Okay, okay, he wasn’t going because of anything Chloe had said. He was going to drive back north and creep into bed beside Emma. Then tomorrow night – no, tonight – he would drive down again. It could be done. With a fast car and the motorway straight before him, it was nothing. And when her arms wound themselves round his neck and he felt her soft body pressed up against him, this restless feeling would be gone. She was peace. Emma Sparrow was peace. She was his wife, soon to be the mother of his child, and what else was there? What else in this rushing, crazy world was there?
He was backing the car out of the drive as the telephone rang in the quiet, darkened house, and with no one to answer it, it went on ringing. Then all was silent.
Sixteen
THERE WAS PAIN and soothing voices, more pain, a prick in her arm and sleep. But Emma did not want to sleep. She fought it with all her strength, and when the pain increased and she felt the warm wetness between her legs she screamed. At least she thought she screamed, but what came was a whisper, a pleading wail as her head turned from side to side on the pillow.
‘My baby! Oh, please, please, save my baby!’
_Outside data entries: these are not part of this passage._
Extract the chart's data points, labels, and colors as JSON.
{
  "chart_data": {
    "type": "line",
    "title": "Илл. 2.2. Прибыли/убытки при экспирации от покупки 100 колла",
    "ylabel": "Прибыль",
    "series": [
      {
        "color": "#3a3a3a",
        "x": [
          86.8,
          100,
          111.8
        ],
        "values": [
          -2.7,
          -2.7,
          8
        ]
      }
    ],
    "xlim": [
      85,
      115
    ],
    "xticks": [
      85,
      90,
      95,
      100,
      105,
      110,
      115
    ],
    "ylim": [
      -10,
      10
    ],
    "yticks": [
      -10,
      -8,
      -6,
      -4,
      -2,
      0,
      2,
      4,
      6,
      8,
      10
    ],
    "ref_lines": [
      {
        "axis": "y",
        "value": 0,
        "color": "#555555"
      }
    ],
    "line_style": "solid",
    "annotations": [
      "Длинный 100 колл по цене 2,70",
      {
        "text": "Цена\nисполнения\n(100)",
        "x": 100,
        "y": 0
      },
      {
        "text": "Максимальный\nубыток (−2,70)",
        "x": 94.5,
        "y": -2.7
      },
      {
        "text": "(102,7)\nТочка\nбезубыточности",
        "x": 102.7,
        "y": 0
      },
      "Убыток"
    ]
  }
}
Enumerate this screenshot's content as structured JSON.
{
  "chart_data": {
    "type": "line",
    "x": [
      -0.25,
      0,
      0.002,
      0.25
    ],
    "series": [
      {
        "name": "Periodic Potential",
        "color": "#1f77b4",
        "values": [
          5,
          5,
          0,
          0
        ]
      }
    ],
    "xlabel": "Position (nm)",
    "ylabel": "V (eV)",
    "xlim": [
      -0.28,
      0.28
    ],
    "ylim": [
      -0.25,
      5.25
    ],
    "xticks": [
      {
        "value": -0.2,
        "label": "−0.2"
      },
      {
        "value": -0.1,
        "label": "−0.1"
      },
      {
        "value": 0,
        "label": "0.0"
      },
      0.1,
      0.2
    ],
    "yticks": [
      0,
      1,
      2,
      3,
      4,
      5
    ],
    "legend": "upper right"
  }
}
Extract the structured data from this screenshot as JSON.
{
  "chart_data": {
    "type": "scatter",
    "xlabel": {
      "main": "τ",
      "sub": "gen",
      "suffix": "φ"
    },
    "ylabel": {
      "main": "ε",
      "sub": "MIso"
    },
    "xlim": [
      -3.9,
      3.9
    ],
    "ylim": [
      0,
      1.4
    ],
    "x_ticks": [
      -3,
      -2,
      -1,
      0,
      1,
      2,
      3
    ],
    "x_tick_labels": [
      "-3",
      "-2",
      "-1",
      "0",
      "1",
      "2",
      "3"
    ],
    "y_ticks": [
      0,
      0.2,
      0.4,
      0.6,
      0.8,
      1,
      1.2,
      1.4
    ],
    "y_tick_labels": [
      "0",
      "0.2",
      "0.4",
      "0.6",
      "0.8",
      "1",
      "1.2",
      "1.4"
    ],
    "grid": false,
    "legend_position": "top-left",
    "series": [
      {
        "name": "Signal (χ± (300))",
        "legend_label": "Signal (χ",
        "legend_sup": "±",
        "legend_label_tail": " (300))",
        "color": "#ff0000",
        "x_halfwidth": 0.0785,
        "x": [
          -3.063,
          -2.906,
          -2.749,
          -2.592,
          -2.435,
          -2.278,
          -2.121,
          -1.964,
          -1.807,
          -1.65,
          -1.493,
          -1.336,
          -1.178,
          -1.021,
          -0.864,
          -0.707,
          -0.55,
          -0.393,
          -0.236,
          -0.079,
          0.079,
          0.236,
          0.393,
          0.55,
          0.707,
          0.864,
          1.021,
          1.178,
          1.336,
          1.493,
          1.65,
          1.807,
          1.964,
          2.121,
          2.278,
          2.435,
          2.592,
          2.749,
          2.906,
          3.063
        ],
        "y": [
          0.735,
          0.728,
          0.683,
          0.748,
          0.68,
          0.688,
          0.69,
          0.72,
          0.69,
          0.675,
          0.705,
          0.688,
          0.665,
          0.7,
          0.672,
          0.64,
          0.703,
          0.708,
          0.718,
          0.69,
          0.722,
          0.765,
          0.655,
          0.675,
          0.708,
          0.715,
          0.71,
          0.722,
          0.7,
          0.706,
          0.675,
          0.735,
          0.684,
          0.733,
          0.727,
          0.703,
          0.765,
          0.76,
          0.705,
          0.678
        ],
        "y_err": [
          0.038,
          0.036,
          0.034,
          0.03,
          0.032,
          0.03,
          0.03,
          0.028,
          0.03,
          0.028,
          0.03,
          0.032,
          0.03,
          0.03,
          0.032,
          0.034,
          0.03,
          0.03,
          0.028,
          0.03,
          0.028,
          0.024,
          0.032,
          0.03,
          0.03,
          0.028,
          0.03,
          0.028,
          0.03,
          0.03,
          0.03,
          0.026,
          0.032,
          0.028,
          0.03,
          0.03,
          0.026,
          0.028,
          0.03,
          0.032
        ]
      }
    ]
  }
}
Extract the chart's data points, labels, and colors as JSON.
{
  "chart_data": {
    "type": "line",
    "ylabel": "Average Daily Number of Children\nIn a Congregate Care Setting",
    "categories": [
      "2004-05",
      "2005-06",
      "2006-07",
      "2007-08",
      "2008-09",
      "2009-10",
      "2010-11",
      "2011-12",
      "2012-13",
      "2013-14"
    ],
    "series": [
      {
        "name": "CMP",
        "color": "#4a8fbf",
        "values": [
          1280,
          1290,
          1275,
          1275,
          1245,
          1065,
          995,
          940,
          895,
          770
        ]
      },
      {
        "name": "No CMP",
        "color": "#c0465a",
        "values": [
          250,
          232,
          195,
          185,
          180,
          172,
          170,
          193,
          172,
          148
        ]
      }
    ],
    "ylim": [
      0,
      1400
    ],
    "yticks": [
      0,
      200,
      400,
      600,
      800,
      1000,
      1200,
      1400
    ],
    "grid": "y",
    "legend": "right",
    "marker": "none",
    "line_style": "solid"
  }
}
The young doctor turned to the waiting nurse by the side of the high hospital bed. ‘Try to get it through to her that she is lucky to be alive. And call me if you need to.’ He walked away, white coat flying, bleeped away to yet another Saturday night accident case. And before he had gone through the door Emma opened her eyes wide.
Immediately the nurse moved to take her hand. ‘It’s all right, love. You had a bit of a smash-up in a car, but there’s nothing broken.’ She patted Emma’s hand. ‘You’re going to be okay. Right?’